Me tendió un cigarrillo. Las uñas rebasan el límite de las yemas. Escondían bajo ella los restos de dos barrios y un naufragio. En la barba, adornada con migas de un banquete al que no hubiera querido asistir, refugiaba un rostro que se negaba a mostrar. Toma, muchacho, me dijo. Fuma conmigo. Saqué el mechero y prendí su pitillo. Después el mío. Me senté a su lado en la escalinata. Tardamos tres bocanadas en dirigirnos la palabra. Hacía sol aquel día y parecía que el invierno se escapa, por fin, doblando la esquina al fondo. Vienen jodidas, chaval, me dijo.

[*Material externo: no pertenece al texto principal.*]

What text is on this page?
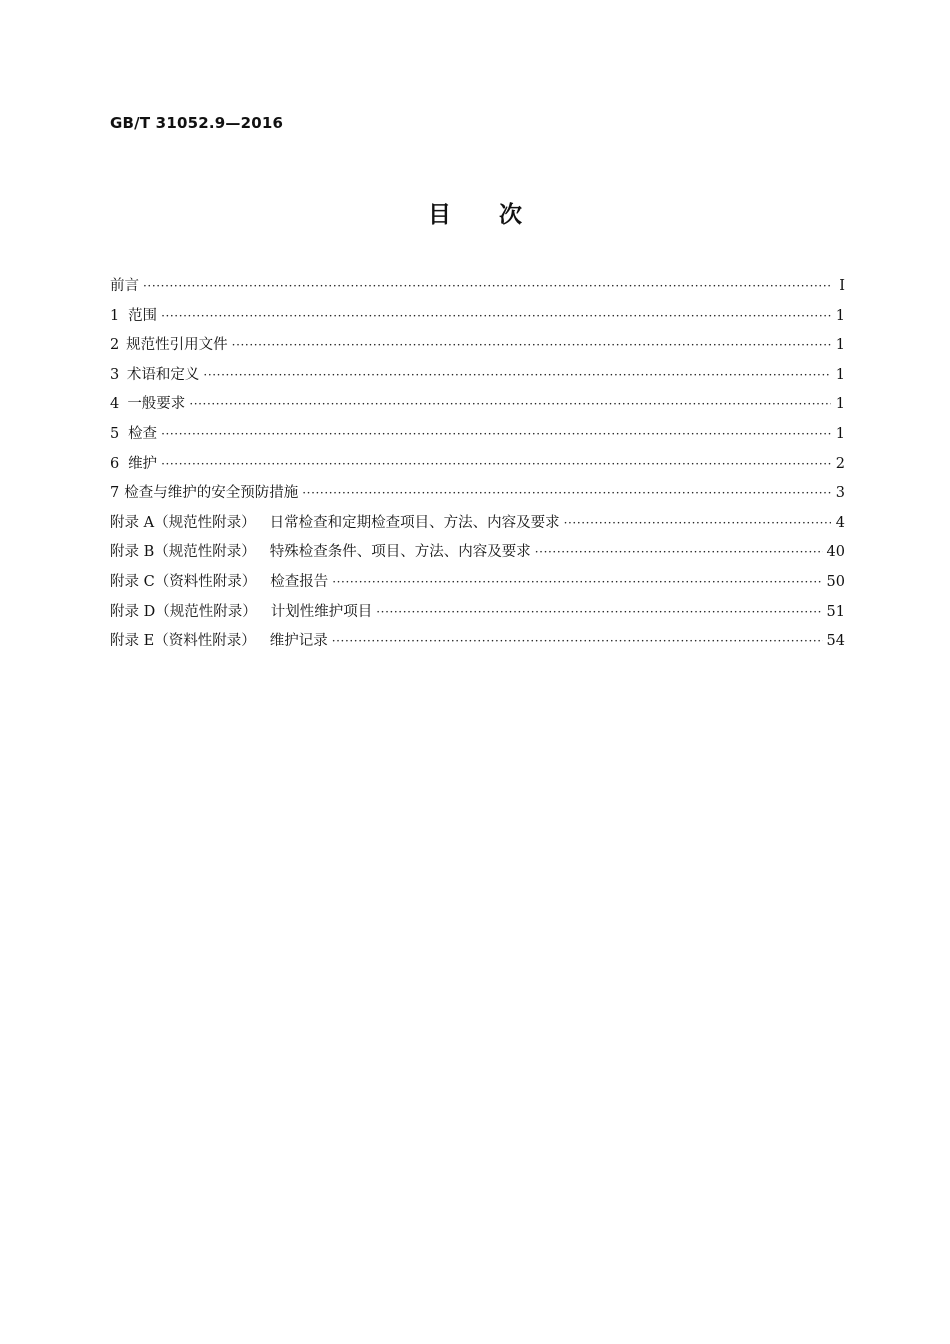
GB/T 31052.9—2016
目次
前言 ·····	Ⅰ
1 范围 ·····	1
2 规范性引用文件 ·····	1
3 术语和定义 ·····	1
4 一般要求 ·····	1
5 检查 ·····	1
6 维护 ·····	2
7 检查与维护的安全预防措施 ·····	3
附录 A（规范性附录） 日常检查和定期检查项目、方法、内容及要求 ·····	4
附录 B（规范性附录） 特殊检查条件、项目、方法、内容及要求 ·····	40
附录 C（资料性附录） 检查报告 ·····	50
附录 D（规范性附录） 计划性维护项目 ·····	51
附录 E（资料性附录） 维护记录 ·····	54
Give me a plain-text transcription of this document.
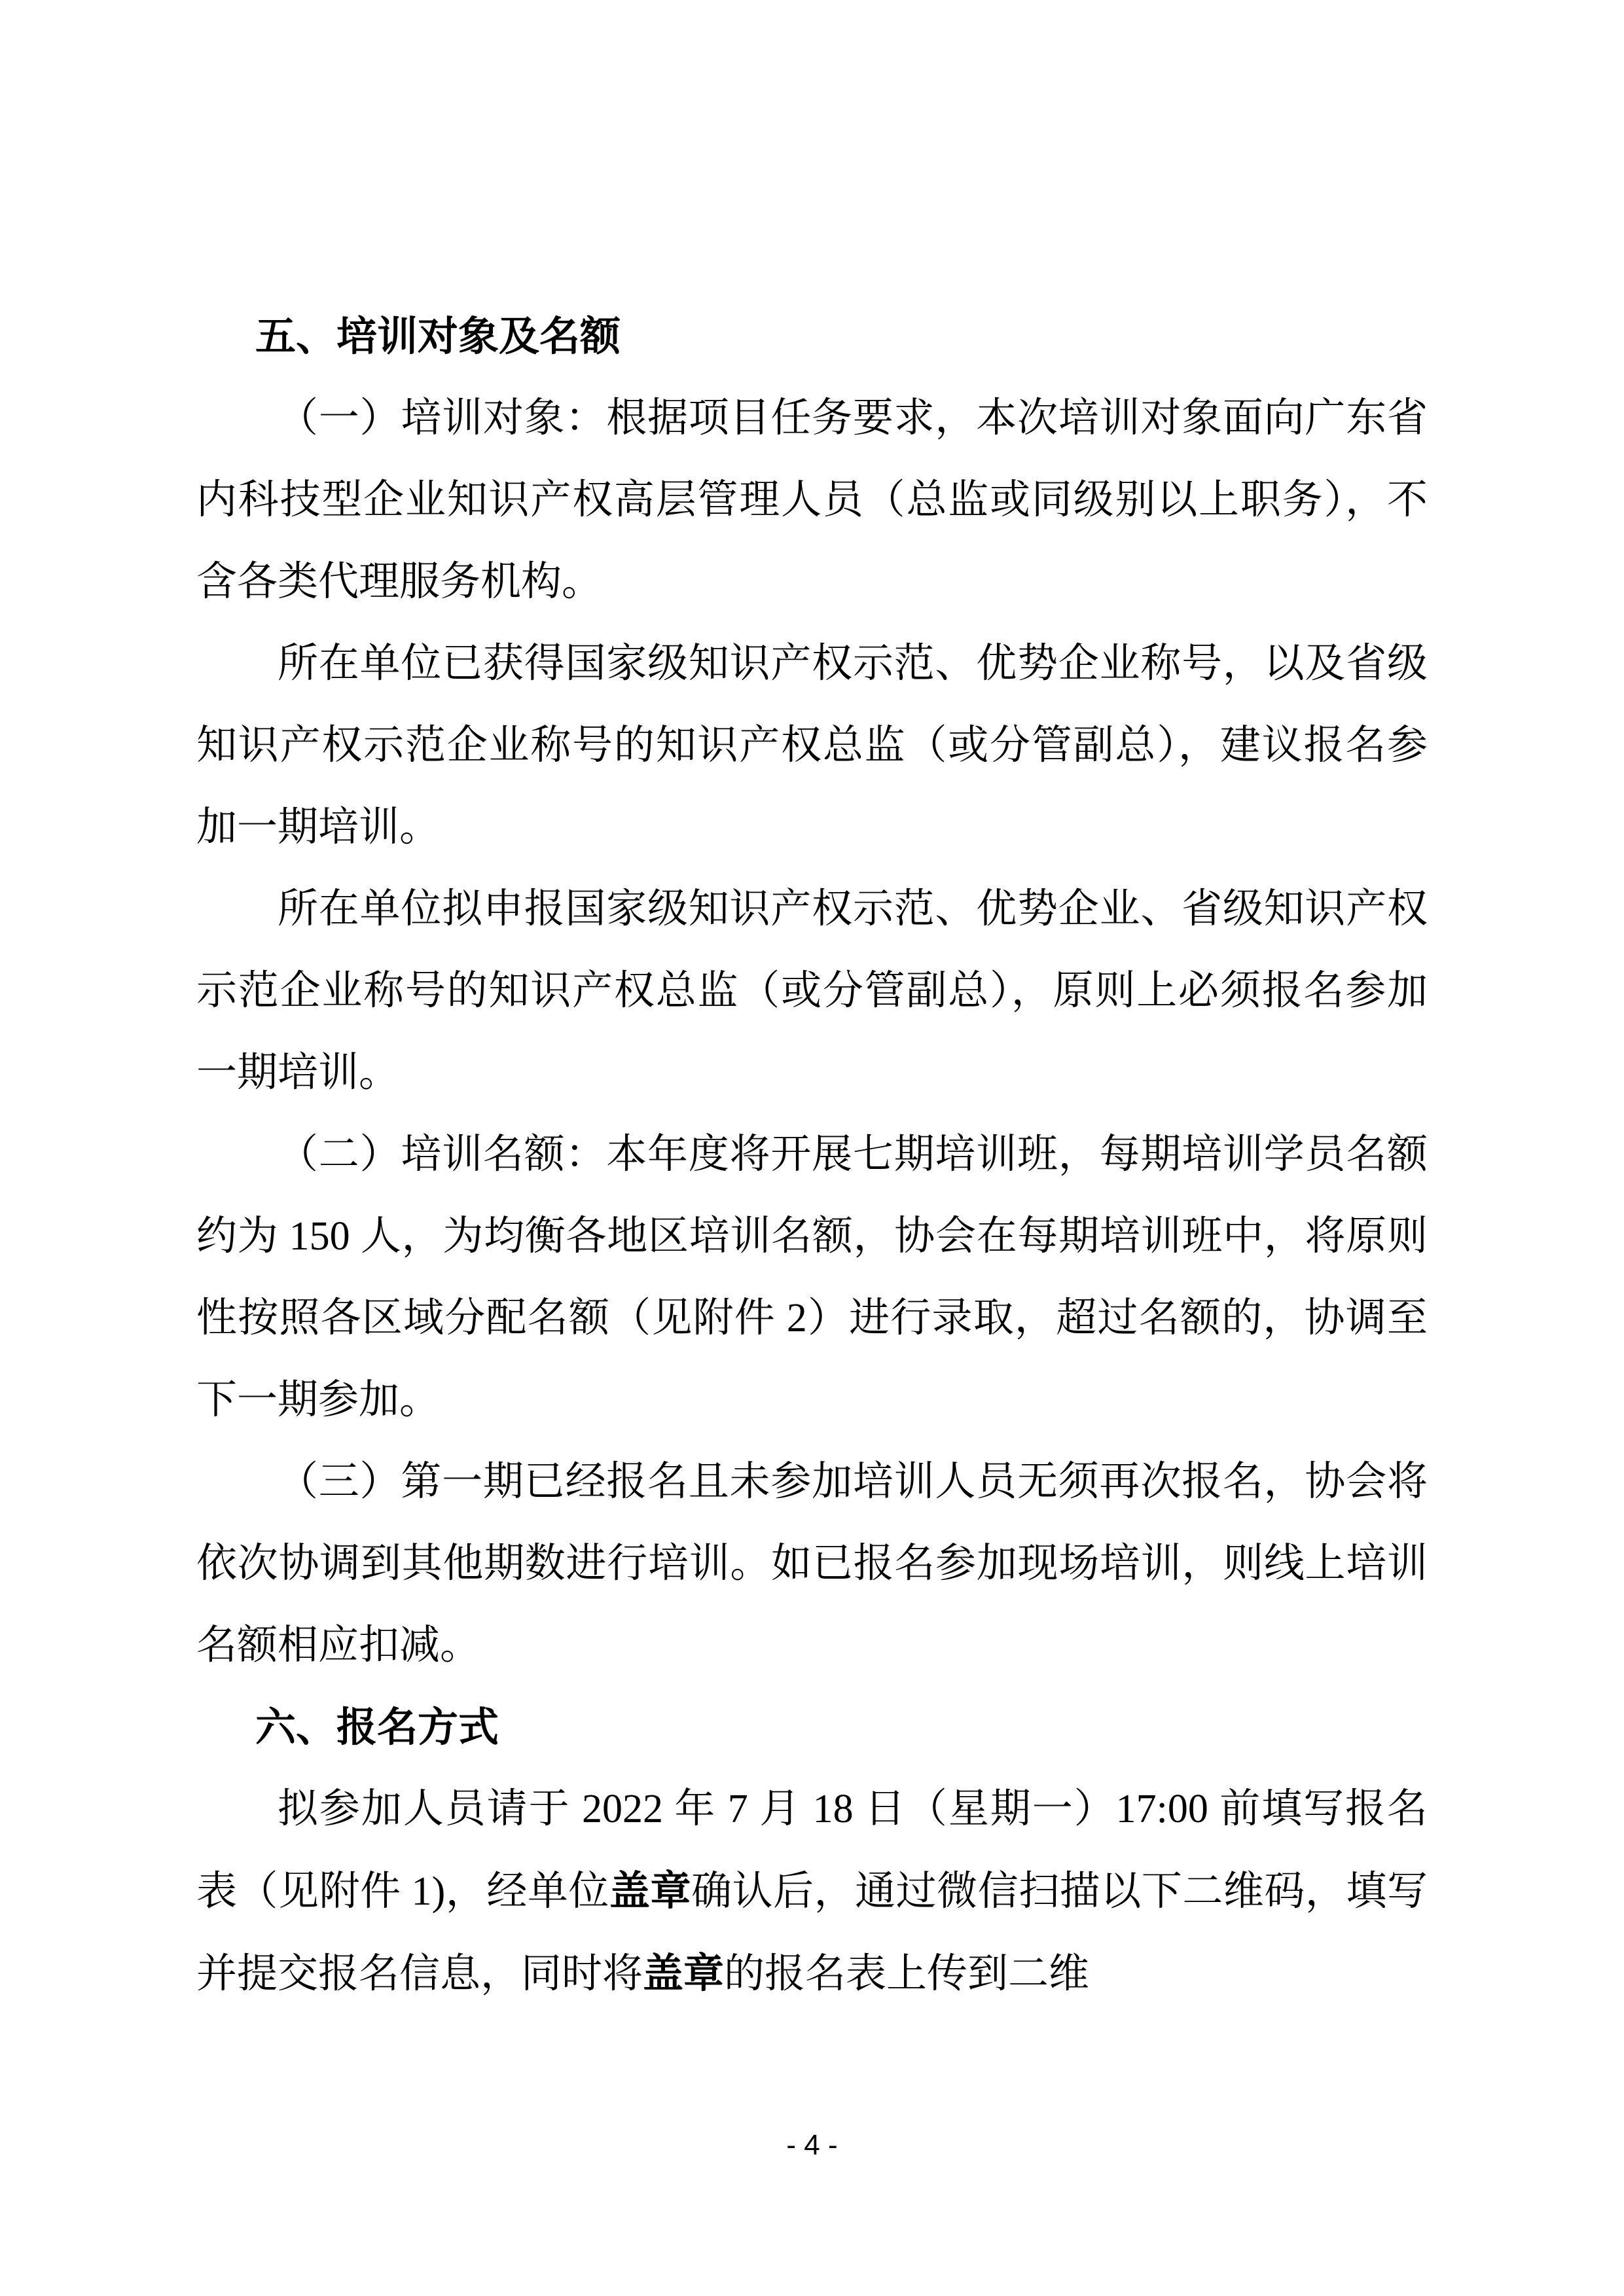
五、培训对象及名额

（一）培训对象：根据项目任务要求，本次培训对象面向广东省内科技型企业知识产权高层管理人员（总监或同级别以上职务），不含各类代理服务机构。

所在单位已获得国家级知识产权示范、优势企业称号，以及省级知识产权示范企业称号的知识产权总监（或分管副总），建议报名参加一期培训。

所在单位拟申报国家级知识产权示范、优势企业、省级知识产权示范企业称号的知识产权总监（或分管副总），原则上必须报名参加一期培训。

（二）培训名额：本年度将开展七期培训班，每期培训学员名额约为 150 人，为均衡各地区培训名额，协会在每期培训班中，将原则性按照各区域分配名额（见附件 2）进行录取，超过名额的，协调至下一期参加。

（三）第一期已经报名且未参加培训人员无须再次报名，协会将依次协调到其他期数进行培训。如已报名参加现场培训，则线上培训名额相应扣减。

六、报名方式

拟参加人员请于 2022 年 7 月 18 日（星期一）17:00 前填写报名表（见附件 1)，经单位盖章确认后，通过微信扫描以下二维码，填写并提交报名信息，同时将盖章的报名表上传到二维

- 4 -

A mí ya no me toca, porque me libré de todo esto, de los políticos que nos venden vidas donde solo vale casarse y pagar impuestos y trabajos donde sólo puedes tener manos que no sienten. A mí ya no me pillan. Yo lo dejé atrás. Ahora tengo una barba donde lo llevo todo y dos cigarrillos. Bueno, los tenía. Pero los volveré a tener. Mi hijo no recuerda que fui su padre y yo intento acordarme cada noche de que lo era. Cuando amanece empiezo de cero. Fumé, escuchándole, asintiendo mientras exhalaba el humo. Cuando apuramos la colilla, quemándonos los dedos, nos despedimos. Adiós, amigo, le dije. Hasta la vista. Buena suerte. A mí no me hace falta, respondió. Te doy la que me toque, chico. Tú la necesitarás más.

29.1.12

Era una mujer desnuda...

Era una mujer desnuda sujetando una sombrilla de papel. Estaba tumbada y miraba al suelo, con sus ojos rasgados, sola en un jardín. Trajo el dibujo uno de los muchachos. Lo había encontrado junto a unos cubos de basura, al lado del local que regentaba una familia japonesa. Nos lo mostró y todos lo miramos. Intentamos adivinar quién podría ser aquella mujer. Por qué estaba desnuda bajo un sol que no aparecía dibujado y sosteniendo aquella sombrilla con pájaros pintados. Y, sobre todo, tratamos de imaginar por qué parecía tan sola, por qué no mirábamos su cuerpo sino sus ojos rasgados. Y quién la habría pintado así, quién la habría soñado tan triste. Alguno quiso probar suerte y nos contó una historia de un amor deshecho, de una pasión ya terminada, de un cuerpo que necesitaba de nuevo que lo amasen. Escuchamos en silencio, mirando el dibujo, sin responder. Cada uno probó suerte. Inventamos nombres. Lugares que jamás conocimos y nunca visitaríamos. Pasados que habíamos visto en las películas. Historias de amor que no teníamos. Pasamos la tarde alrededor de aquella mesa, con el dibujo en el centro, con los ojos buscando los detalles. Las rocas del jardín, las sandalias en los pies, el trazo más grueso en los pezones. Volviendo cada vez a aquellos ojos que miraban la tierra buscando una respuesta enterrada. Con una mano aferrada al mango de la sombrilla y la otra posada, con la palma extendida, sobre aquella superficie que nos pusimos de acuerdo en que debía ser hierba verde, ligeramente húmeda, blanda, porque si fuera tierra no estaría así tumbada. Y solo cuando empezaba a anochecer al otro lado de la ventana, uno de los muchachos lo dijo: “¿Sabéis? Yo jamás la hubiera abandonado”. Todos asentimos, mirando a los ojos de aquella mujer, buscando la sonrisa que tampoco le habían dibujado.